If you are a teacher, you need to learn how to read an IEP. Whether you are a new or veteran teacher, reading an IEP is a critical part of your job duties. By reading an IEP correctly, you are protecting yourself from litigation and are able to follow the IEP as written.


The eligibility section includes information about how the student qualified for special education services and in what category. IDEA recognizes 13 categories of disability. IDEA states that a student must be adversely affected in at least one category to have an IEP.

Present Level

The present level section of an IEP tells you where the child is performing. It provides information on strengths and weaknesses. You can also include grades, attendance, and parent concerns. When you read an IEP the present level section is a treasure trove of information to learn more about your student.

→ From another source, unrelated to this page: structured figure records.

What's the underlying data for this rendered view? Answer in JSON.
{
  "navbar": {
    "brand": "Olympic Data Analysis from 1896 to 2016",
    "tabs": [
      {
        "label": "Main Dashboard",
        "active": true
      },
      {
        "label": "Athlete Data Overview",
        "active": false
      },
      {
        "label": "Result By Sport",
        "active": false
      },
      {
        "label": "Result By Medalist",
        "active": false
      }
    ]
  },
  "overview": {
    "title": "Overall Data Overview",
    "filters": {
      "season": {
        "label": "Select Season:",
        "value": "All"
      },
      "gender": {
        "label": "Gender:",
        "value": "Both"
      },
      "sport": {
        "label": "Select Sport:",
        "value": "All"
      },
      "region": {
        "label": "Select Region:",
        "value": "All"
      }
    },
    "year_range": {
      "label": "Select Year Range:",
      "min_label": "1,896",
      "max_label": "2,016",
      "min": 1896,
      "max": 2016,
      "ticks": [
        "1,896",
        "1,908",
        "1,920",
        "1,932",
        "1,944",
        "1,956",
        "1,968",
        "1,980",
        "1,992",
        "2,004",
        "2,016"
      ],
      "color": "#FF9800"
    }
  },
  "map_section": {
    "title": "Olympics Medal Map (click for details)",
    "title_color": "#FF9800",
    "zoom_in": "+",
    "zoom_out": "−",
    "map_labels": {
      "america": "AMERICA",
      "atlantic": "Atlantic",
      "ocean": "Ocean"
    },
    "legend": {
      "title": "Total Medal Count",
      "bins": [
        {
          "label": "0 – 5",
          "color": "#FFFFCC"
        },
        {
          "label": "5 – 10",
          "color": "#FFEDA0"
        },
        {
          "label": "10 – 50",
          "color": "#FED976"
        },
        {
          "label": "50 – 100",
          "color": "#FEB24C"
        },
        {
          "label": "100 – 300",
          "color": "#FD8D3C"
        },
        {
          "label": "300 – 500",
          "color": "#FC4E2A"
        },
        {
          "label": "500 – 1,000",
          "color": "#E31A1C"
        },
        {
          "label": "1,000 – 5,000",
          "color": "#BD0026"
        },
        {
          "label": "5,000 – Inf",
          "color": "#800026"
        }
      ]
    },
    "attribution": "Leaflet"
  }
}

Accommodations and Supplementary Aids

The accommodations and supplementary aids sections provide information about the additional supports a child will receive. This gives you information about things like having reader, preferential seating, and extended time. Make sure you completely understand this section and ask the IEP team any questions you may have.

Reading IEP Goals

IEP goals are the driving force to reading an IEP. The goals tell you what a child is working towards and what they are to be able to do by the end of the goal period. Goals can sometimes seem confusing. But by reading this blog post you’ll understand all of the components of a well written goal.

Understanding IEP Services

IEP services explain what the child will receive in terms of Specially Designed Instruction (SDI). Included in this section is things like who, what, where, and when instruction will take place. Don’t overlook this section. It is important to ensuring that the student is receiving the instruction they need to meet their goals.

Progress Updates

Progress updates can be thought of as mini present levels. These updates include the student’s current performance, next steps and any concerns the team may have. These formal updates are sent home at an agreed upon time period. However, you should be constantly collecting data.


An IEP is full of information if you understand how to read it! Every teacher will likely have to read an IEP at some point in their career. Understanding what is included and where to find it will be helpful to managing your classroom!